Diferentes estudios identifican como democracias de "alta calidad" a las del Uruguay, Chile, Costa Rica y en menor medida, las de Argentina y Brasil. Todas muestran según los estudiosos buenos resultados y actuaciones exitosas en la mayoría de los diferentes componentes de la calidad democrática que señalamos al inicio. Por el contrario, las democracias de "baja calidad" se concentran en Centroamérica, particularmente en El Salvador, Nicaragua y Guatemala, y les va muy mal en casi todas las dimensiones ¿Influirá en una próxima medición la independencia demostrada por la Sala de lo Constitucional y por los recién juramentados miembros del Instituto de Acceso a la Información Pública? Si el análisis se concentrara en la actuación de una sola parte, esto es, en la conducta de quienes dirigen esas instituciones, no cabe duda que mejoraría la calificación.

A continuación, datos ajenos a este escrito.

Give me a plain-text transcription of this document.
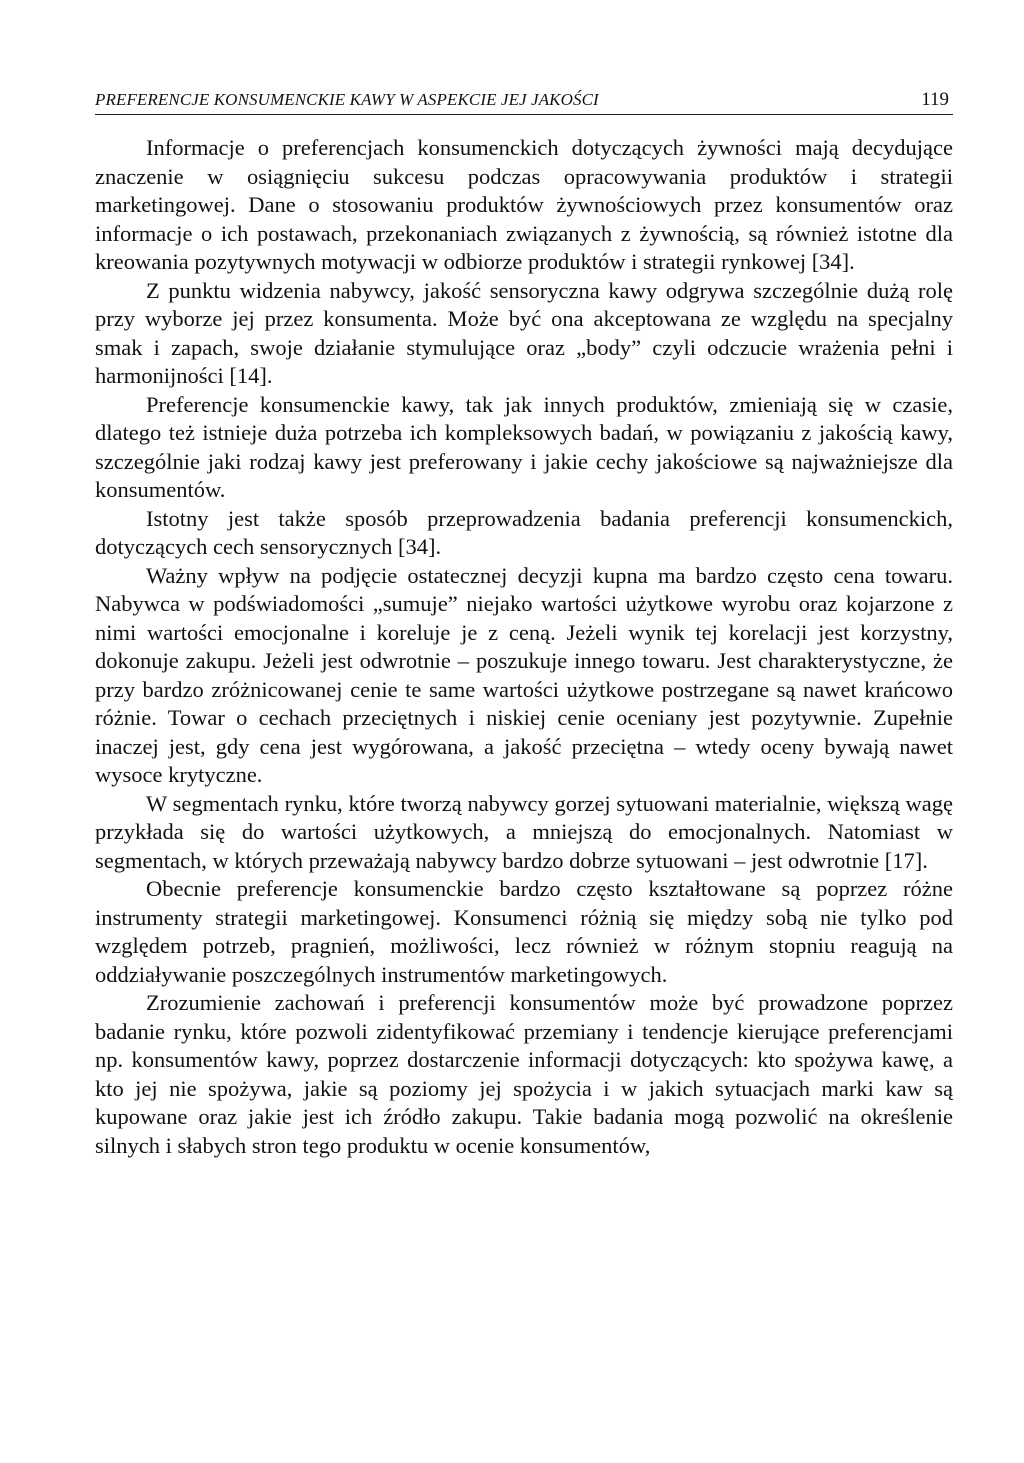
PREFERENCJE KONSUMENCKIE KAWY W ASPEKCIE JEJ JAKOŚCI	119

Informacje o preferencjach konsumenckich dotyczących żywności mają decydujące znaczenie w osiągnięciu sukcesu podczas opracowywania produktów i strategii marketingowej. Dane o stosowaniu produktów żywnościowych przez konsumentów oraz informacje o ich postawach, przekonaniach związanych z żywnością, są również istotne dla kreowania pozytywnych motywacji w odbiorze produktów i strategii rynkowej [34].

Z punktu widzenia nabywcy, jakość sensoryczna kawy odgrywa szczególnie dużą rolę przy wyborze jej przez konsumenta. Może być ona akceptowana ze względu na specjalny smak i zapach, swoje działanie stymulujące oraz „body” czyli odczucie wrażenia pełni i harmonijności [14].

Preferencje konsumenckie kawy, tak jak innych produktów, zmieniają się w czasie, dlatego też istnieje duża potrzeba ich kompleksowych badań, w powiązaniu z jakością kawy, szczególnie jaki rodzaj kawy jest preferowany i jakie cechy jakościowe są najważniejsze dla konsumentów.

Istotny jest także sposób przeprowadzenia badania preferencji konsumenckich, dotyczących cech sensorycznych [34].

Ważny wpływ na podjęcie ostatecznej decyzji kupna ma bardzo często cena towaru. Nabywca w podświadomości „sumuje” niejako wartości użytkowe wyrobu oraz kojarzone z nimi wartości emocjonalne i koreluje je z ceną. Jeżeli wynik tej korelacji jest korzystny, dokonuje zakupu. Jeżeli jest odwrotnie – poszukuje innego towaru. Jest charakterystyczne, że przy bardzo zróżnicowanej cenie te same wartości użytkowe postrzegane są nawet krańcowo różnie. Towar o cechach przeciętnych i niskiej cenie oceniany jest pozytywnie. Zupełnie inaczej jest, gdy cena jest wygórowana, a jakość przeciętna – wtedy oceny bywają nawet wysoce krytyczne.

W segmentach rynku, które tworzą nabywcy gorzej sytuowani materialnie, większą wagę przykłada się do wartości użytkowych, a mniejszą do emocjonalnych. Natomiast w segmentach, w których przeważają nabywcy bardzo dobrze sytuowani – jest odwrotnie [17].

Obecnie preferencje konsumenckie bardzo często kształtowane są poprzez różne instrumenty strategii marketingowej. Konsumenci różnią się między sobą nie tylko pod względem potrzeb, pragnień, możliwości, lecz również w różnym stopniu reagują na oddziaływanie poszczególnych instrumentów marketingowych.

Zrozumienie zachowań i preferencji konsumentów może być prowadzone poprzez badanie rynku, które pozwoli zidentyfikować przemiany i tendencje kierujące preferencjami np. konsumentów kawy, poprzez dostarczenie informacji dotyczących: kto spożywa kawę, a kto jej nie spożywa, jakie są poziomy jej spożycia i w jakich sytuacjach marki kaw są kupowane oraz jakie jest ich źródło zakupu. Takie badania mogą pozwolić na określenie silnych i słabych stron tego produktu w ocenie konsumentów,
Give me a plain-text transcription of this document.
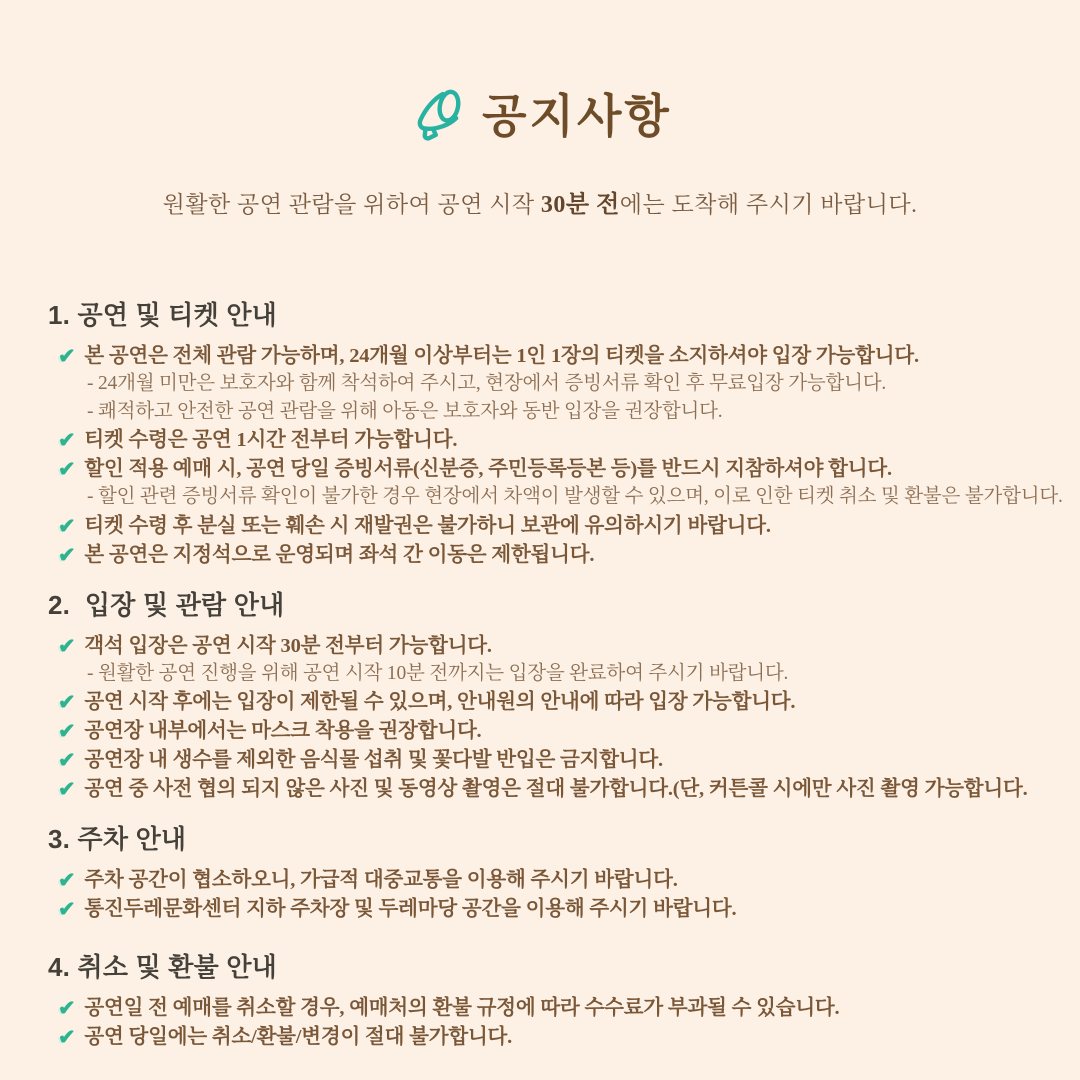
공지사항
원활한 공연 관람을 위하여 공연 시작 30분 전에는 도착해 주시기 바랍니다.
1. 공연 및 티켓 안내
✔ 본 공연은 전체 관람 가능하며, 24개월 이상부터는 1인 1장의 티켓을 소지하셔야 입장 가능합니다.
- 24개월 미만은 보호자와 함께 착석하여 주시고, 현장에서 증빙서류 확인 후 무료입장 가능합니다.
- 쾌적하고 안전한 공연 관람을 위해 아동은 보호자와 동반 입장을 권장합니다.
✔ 티켓 수령은 공연 1시간 전부터 가능합니다.
✔ 할인 적용 예매 시, 공연 당일 증빙서류(신분증, 주민등록등본 등)를 반드시 지참하셔야 합니다.
- 할인 관련 증빙서류 확인이 불가한 경우 현장에서 차액이 발생할 수 있으며, 이로 인한 티켓 취소 및 환불은 불가합니다.
✔ 티켓 수령 후 분실 또는 훼손 시 재발권은 불가하니 보관에 유의하시기 바랍니다.
✔ 본 공연은 지정석으로 운영되며 좌석 간 이동은 제한됩니다.
2.  입장 및 관람 안내
✔ 객석 입장은 공연 시작 30분 전부터 가능합니다.
- 원활한 공연 진행을 위해 공연 시작 10분 전까지는 입장을 완료하여 주시기 바랍니다.
✔ 공연 시작 후에는 입장이 제한될 수 있으며, 안내원의 안내에 따라 입장 가능합니다.
✔ 공연장 내부에서는 마스크 착용을 권장합니다.
✔ 공연장 내 생수를 제외한 음식물 섭취 및 꽃다발 반입은 금지합니다.
✔ 공연 중 사전 협의 되지 않은 사진 및 동영상 촬영은 절대 불가합니다.(단, 커튼콜 시에만 사진 촬영 가능합니다.
3. 주차 안내
✔ 주차 공간이 협소하오니, 가급적 대중교통을 이용해 주시기 바랍니다.
✔ 통진두레문화센터 지하 주차장 및 두레마당 공간을 이용해 주시기 바랍니다.
4. 취소 및 환불 안내
✔ 공연일 전 예매를 취소할 경우, 예매처의 환불 규정에 따라 수수료가 부과될 수 있습니다.
✔ 공연 당일에는 취소/환불/변경이 절대 불가합니다.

Pero hay otras dimensiones y otros actores que también son evaluados. Nos referimos a los obligados a entregar la información pública y a los que deben acatar los fallos de las instancias judiciales respectivas.

Desde ese otro lado de la balanza continuaremos con bajas notas en materia de calidad democrática. Recordemos que ésta, entre otras dimensiones, utiliza para su medición la capacidad de respuesta de los gobernantes a las necesidades de la sociedad y es conocida también como "reciprocidad" o "responsividad". Este aspecto se refleja en la evaluación que se hace cuando se consulta a los ciudadanos sobre la credibilidad de las instituciones donde por cierto los partidos políticos ocupan el último lugar. Ello es así, porque tal y como lo señala la doctrina en Ciencia Política, existe una fuerte correlación y coherencia interna entre las diferentes dimensiones de la calidad de la democracia. No basta únicamente con respetar el Estado de derecho, también es necesario una efectiva rendición de cuentas, electoral e interinstitucional, y una eficiente respuesta del gobierno para que los habitantes califiquen positivamente a las instituciones y a quienes las integran.

Toda esta historia al final repercute en la calidad de vida. Quienes invierten toman en cuenta el funcionamiento de la democracia. Si esta no funciona o funciona a medias, el destino de esas empresas será otro y la oportunidad de nuevos empleos se esfumará, aumentará la pobreza y estaremos frente a una "democracia insatisfecha".